Dans les rues de Malaab, des voiturettes poussées à bout de bras contiennent plus que ce que l’œil peut voir. Dans un amoncellement de marchandises, Hassan vient tous les jours du camp palestinien de Sabra tout proche, et avoue avoir du mal à gravir les pentes. Mais il est courageux même s’il lui manque l’énergie qu’avaient les marchands ambulants qui criaient plus fort que fort au temps où ils sillonnaient Beyrouth. C’est qu’il fallait alerter tout le quartier alors que les commerces étaient rares et que tout se négociait en direct de la voiturette au panier de nos grands-mères. Les marchands des quatre saisons chantaient ma’ana s’houn, ma’ana kibbayate, « Nous vendons des assiettes, nous vendons des verres » ; ils faisaient de la poésie sans le savoir, ils coloraient les matins. Hier, ils étaient très nombreux. Ils vendaient des kaak et des seaux en plastiques, des épis de maïs et des légumes, des chemises et des chaussures, des barbes à papa et des lupins. Aujourd’hui, ils s’inscrivent dans le folklore, ils se font rares et les enfants les désignent du doigt.

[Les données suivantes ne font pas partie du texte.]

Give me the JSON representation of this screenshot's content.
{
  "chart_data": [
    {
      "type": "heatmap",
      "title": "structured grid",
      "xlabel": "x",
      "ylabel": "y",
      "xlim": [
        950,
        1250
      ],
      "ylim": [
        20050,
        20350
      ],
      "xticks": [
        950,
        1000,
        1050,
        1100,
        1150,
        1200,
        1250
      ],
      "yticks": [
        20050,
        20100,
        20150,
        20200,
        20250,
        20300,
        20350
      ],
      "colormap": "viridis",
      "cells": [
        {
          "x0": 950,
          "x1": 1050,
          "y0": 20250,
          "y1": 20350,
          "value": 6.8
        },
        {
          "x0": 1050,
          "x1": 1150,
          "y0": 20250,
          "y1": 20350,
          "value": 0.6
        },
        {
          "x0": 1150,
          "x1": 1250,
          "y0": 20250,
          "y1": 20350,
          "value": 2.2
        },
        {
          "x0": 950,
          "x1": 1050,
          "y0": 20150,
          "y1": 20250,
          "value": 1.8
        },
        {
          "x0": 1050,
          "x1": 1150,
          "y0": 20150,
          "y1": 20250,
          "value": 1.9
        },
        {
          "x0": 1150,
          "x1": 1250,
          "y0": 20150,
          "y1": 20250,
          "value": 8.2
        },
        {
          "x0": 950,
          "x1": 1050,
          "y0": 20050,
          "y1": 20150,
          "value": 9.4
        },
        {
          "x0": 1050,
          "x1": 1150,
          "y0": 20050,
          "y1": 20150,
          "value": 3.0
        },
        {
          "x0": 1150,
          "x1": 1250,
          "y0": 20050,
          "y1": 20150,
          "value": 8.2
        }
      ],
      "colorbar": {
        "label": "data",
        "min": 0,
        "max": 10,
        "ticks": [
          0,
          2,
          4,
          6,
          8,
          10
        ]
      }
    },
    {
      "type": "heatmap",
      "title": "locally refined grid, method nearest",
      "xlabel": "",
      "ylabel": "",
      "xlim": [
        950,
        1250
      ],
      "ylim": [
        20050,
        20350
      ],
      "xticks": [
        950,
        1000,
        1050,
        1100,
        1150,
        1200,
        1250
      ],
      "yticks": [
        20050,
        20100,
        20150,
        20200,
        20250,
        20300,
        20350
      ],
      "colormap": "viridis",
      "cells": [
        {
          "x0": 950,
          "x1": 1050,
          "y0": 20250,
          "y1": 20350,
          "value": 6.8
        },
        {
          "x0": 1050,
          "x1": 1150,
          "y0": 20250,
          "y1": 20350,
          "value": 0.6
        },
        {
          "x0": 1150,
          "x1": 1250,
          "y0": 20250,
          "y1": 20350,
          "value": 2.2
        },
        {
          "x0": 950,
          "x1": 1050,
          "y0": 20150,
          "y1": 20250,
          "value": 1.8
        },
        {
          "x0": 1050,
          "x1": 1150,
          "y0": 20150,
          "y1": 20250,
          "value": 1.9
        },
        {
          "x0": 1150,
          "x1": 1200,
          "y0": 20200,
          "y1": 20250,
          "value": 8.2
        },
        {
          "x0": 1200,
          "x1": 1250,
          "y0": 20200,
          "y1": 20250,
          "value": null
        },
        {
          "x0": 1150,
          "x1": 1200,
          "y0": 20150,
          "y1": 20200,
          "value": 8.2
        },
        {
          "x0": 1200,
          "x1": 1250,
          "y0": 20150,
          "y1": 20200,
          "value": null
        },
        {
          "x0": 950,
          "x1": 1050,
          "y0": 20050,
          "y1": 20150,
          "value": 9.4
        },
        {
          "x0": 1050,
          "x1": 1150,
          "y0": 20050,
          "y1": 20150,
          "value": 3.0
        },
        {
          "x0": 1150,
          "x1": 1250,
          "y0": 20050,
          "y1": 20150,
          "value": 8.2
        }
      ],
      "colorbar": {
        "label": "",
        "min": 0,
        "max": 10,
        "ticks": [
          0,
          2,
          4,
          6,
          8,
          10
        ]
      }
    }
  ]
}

M’allem Toufic est un peu triste. Devant sa maison qui a un grand jardin, il est pensif. « On lui a volé ses canaris, explique son voisin Abdellatif Misto. Des enfants sont venus la nuit et lui ont pris ses oiseaux. On le console comme on peut. Ici, à Mantakat Rifai, on se connaît tous. Je suis né dans ce quartier il y a 72 ans. Je vis avec ma famille et mes frères et sœurs. Avant, je travaillais comme repasseur chez un juif à souk el Khoudra. Qui connaissait à l’époque la religion de l’autre ? On ne se posait même pas la question. Puis j’ai ouvert un atelier de couture avec ma femme et ça marchait plutôt bien. J’ai eu cinq enfants, kaff mariam comme on dit, la main de Marie. Une route doit passer par là pour rejoindre le stade. On va essayer de ne pas vendre parce que sinon on va devoir quitter Beyrouth ; les gens du quartier partent vers Bchémoun et Aramoun. Moi, je ne partirai pas. J’aime mon quartier, l’ambiance, la chaleur humaine,les maisons anciennes et, surtout, les souvenirs… le bruit du tramway qui, pour une piastre, vous emmenait en voyage. »
Le tramway, avec ses bruits de clochettes, a longtemps rythmé le quotidien de Beyrouth. Ces voiturettes sympathiques où l’on s’entassait à cent, où l’on s’accrochait aux rampes, ont tellement marqué les esprits que de nombreux quartiers s’en souviennent encore et les associent étroitement à l’heureux temps « d’avant ». Impossible de parler de Beyrouth donc sans les évoquer. Rouges, bleus, jaunes ou verts, les tramways mis en service en 1907 par la Société ottomane des tramways et de l’éclairage de Beyrouth, provoquèrent d’abord une appréhension chez les Beyrouthins avant de devenir le moyen de transport incontournable pour qui voulait traverser la ville. Il fallait débourser 25 piastres pour le trajet entier. Et lorsque le dernier tramway éteindra ses lumières, le 28 février 1965 à minuit, pour être remplacé par des autobus rutilants, toute la ville se sentira orpheline.